BRADLEY SMOKER | "Taste the Great Outdoors"

Recipe Discussions => Fish => Topic started by: stillsmoking on July 13, 2010, 06:30:49 AM

Title: Smoked Sockeye
Post by: stillsmoking on July 13, 2010, 06:30:49 AM
Had some fresh Sockeye the other day so decided it was time for some smoked salmon.  Used Kummoks basic brine with a few adjustments.  Also as you can see I just quartered the fish, I also cut a strip of skin off the back to allow better brine penetration.  Result is below, very good!

(http://i994.photobucket.com/albums/af70/BretRobin/IMG_0185.jpg)
Title: Re: Smoked Sockeye
Post by: FLBentRider on July 13, 2010, 06:47:23 AM
That looks great SS.
Title: Re: Smoked Sockeye
Post by: ArnieM on July 13, 2010, 01:45:01 PM
Looks good SS.  Does the skin come out crispy?  Do you eat the skin or take it off?

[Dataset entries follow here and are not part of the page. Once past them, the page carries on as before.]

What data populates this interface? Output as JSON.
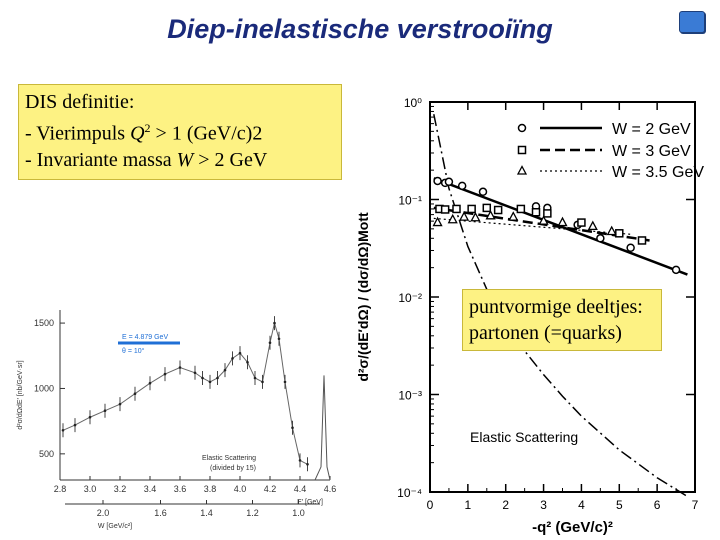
{
  "slide": {
    "title": "Diep-inelastische verstrooiïng"
  },
  "definition_box": {
    "heading": "DIS definitie:",
    "line1_prefix": " - Vierimpuls ",
    "line1_var": "Q",
    "line1_sup": "2",
    "line1_suffix": " > 1 (GeV/c)2",
    "line2_prefix": " - Invariante massa ",
    "line2_var": "W",
    "line2_suffix": " > 2 GeV"
  },
  "parton_box": {
    "line1": "puntvormige deeltjes:",
    "line2": "partonen (=quarks)"
  },
  "chart_data": [
    {
      "type": "line",
      "title": "",
      "legend_placement": "top-right",
      "xlabel": "-q² (GeV/c)²",
      "ylabel": "d²σ/(dE′dΩ) / (dσ/dΩ)Mott",
      "xlim": [
        0,
        7
      ],
      "ylim": [
        0.0001,
        1
      ],
      "yscale": "log",
      "x_ticks": [
        "0",
        "1",
        "2",
        "3",
        "4",
        "5",
        "6",
        "7"
      ],
      "y_ticks": [
        "10⁰",
        "10⁻¹",
        "10⁻²",
        "10⁻³",
        "10⁻⁴"
      ],
      "annotation": "Elastic  Scattering",
      "series": [
        {
          "name": "W = 2 GeV",
          "marker": "circle",
          "x": [
            0.2,
            0.4,
            0.5,
            0.85,
            1.4,
            2.8,
            3.1,
            3.9,
            4.5,
            5.3,
            6.5
          ],
          "y": [
            0.155,
            0.148,
            0.152,
            0.138,
            0.12,
            0.085,
            0.082,
            0.055,
            0.04,
            0.032,
            0.019
          ]
        },
        {
          "name": "W = 3 GeV",
          "marker": "square",
          "x": [
            0.25,
            0.4,
            0.7,
            1.1,
            1.5,
            1.8,
            2.4,
            2.8,
            3.1,
            4.0,
            5.0,
            5.6
          ],
          "y": [
            0.08,
            0.079,
            0.08,
            0.08,
            0.082,
            0.078,
            0.08,
            0.074,
            0.072,
            0.058,
            0.045,
            0.038
          ]
        },
        {
          "name": "W = 3.5 GeV",
          "marker": "triangle",
          "x": [
            0.2,
            0.6,
            0.9,
            1.2,
            1.6,
            2.2,
            3.0,
            3.5,
            4.3,
            4.8
          ],
          "y": [
            0.058,
            0.062,
            0.066,
            0.065,
            0.068,
            0.066,
            0.06,
            0.058,
            0.053,
            0.047
          ]
        }
      ],
      "fit_lines": [
        {
          "for": "W = 2 GeV",
          "style": "solid",
          "x": [
            0.1,
            6.8
          ],
          "y": [
            0.165,
            0.017
          ]
        },
        {
          "for": "W = 3 GeV",
          "style": "dashed",
          "x": [
            0.1,
            5.8
          ],
          "y": [
            0.082,
            0.038
          ]
        },
        {
          "for": "W = 3.5 GeV",
          "style": "dotted",
          "x": [
            0.1,
            5.3
          ],
          "y": [
            0.064,
            0.044
          ]
        },
        {
          "for": "Elastic  Scattering",
          "style": "dash-dot",
          "x": [
            0.1,
            0.5,
            1.0,
            1.5,
            2.0,
            2.5,
            3.0,
            3.5,
            4.0,
            5.0,
            6.0,
            6.8
          ],
          "y": [
            0.75,
            0.13,
            0.033,
            0.012,
            0.0055,
            0.0028,
            0.0016,
            0.00096,
            0.0006,
            0.00027,
            0.00014,
            9e-05
          ]
        }
      ]
    },
    {
      "type": "line",
      "title": "",
      "xlabel": "E′ [GeV]",
      "x2label": "W [GeV/c²]",
      "ylabel": "d²σ/dΩdE′ [nb/GeV·sr]",
      "xlim": [
        2.8,
        4.6
      ],
      "ylim": [
        300,
        1600
      ],
      "x_ticks": [
        "2.8",
        "3.0",
        "3.2",
        "3.4",
        "3.6",
        "3.8",
        "4.0",
        "4.2",
        "4.4",
        "4.6"
      ],
      "x2_ticks": [
        "2.0",
        "1.6",
        "1.4",
        "1.2",
        "1.0"
      ],
      "y_ticks": [
        "500",
        "1000",
        "1500"
      ],
      "legend_lines": [
        "E = 4.879 GeV",
        "θ = 10°"
      ],
      "annotation": [
        "Elastic Scattering",
        "(divided by 15)"
      ],
      "series": [
        {
          "name": "data",
          "x": [
            2.82,
            2.9,
            3.0,
            3.1,
            3.2,
            3.3,
            3.4,
            3.5,
            3.6,
            3.7,
            3.75,
            3.8,
            3.85,
            3.9,
            3.95,
            4.0,
            4.05,
            4.1,
            4.15,
            4.2,
            4.23,
            4.26,
            4.3,
            4.35,
            4.4,
            4.45
          ],
          "y": [
            680,
            720,
            780,
            830,
            880,
            960,
            1040,
            1110,
            1160,
            1120,
            1080,
            1050,
            1080,
            1140,
            1230,
            1270,
            1200,
            1080,
            1050,
            1350,
            1500,
            1380,
            1050,
            700,
            450,
            420
          ]
        },
        {
          "name": "elastic peak",
          "x": [
            4.5,
            4.54,
            4.56,
            4.58,
            4.6
          ],
          "y": [
            300,
            400,
            1100,
            400,
            300
          ]
        }
      ]
    }
  ]
}
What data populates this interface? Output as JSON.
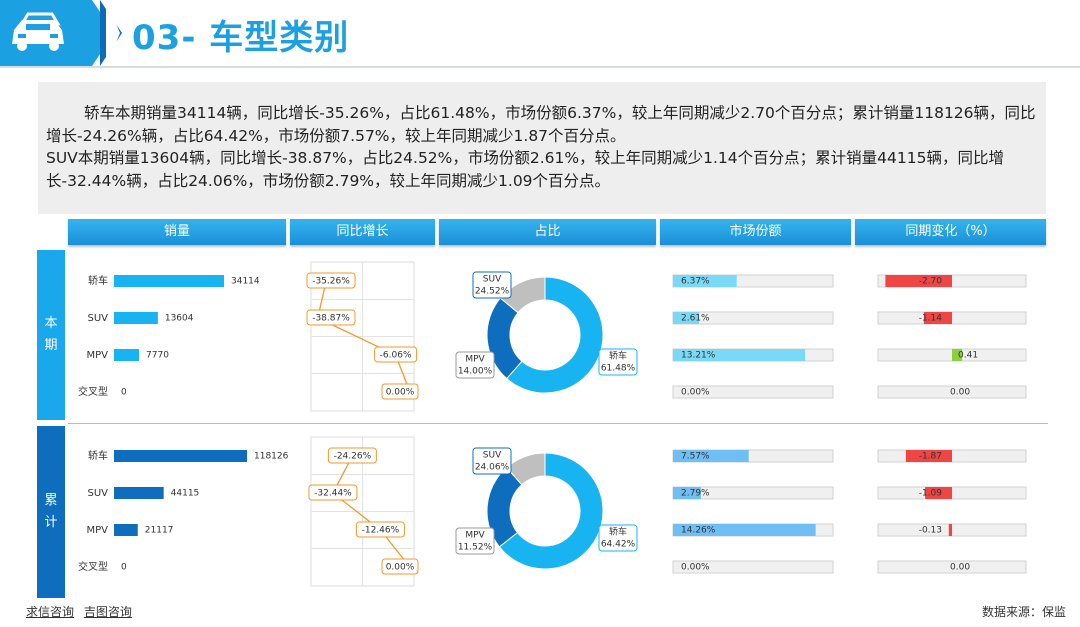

I'm hesitant to experiment with it because it runs $17.99/Lb here and I'd hate to ruin it
Title: Re: Smoked Sockeye
Post by: stillsmoking on July 13, 2010, 05:04:22 PM
Thanks FL, ArnieM.  I would call the skin rubbery rather than crispy and I do not eat it.  The finished product comes off the skin and bone easily.  The skin helps hold everything together during the brining and smoking process and also helps to keep things moist while in the smoker.  In my opinion.  For the record I usually don't smoke sockeye, I prefer other salmon for smoking.  This one was a gift from a friend and I already had some salmon so into the smoker.  It turned out nicely, mild, moist and not too salty or sugary.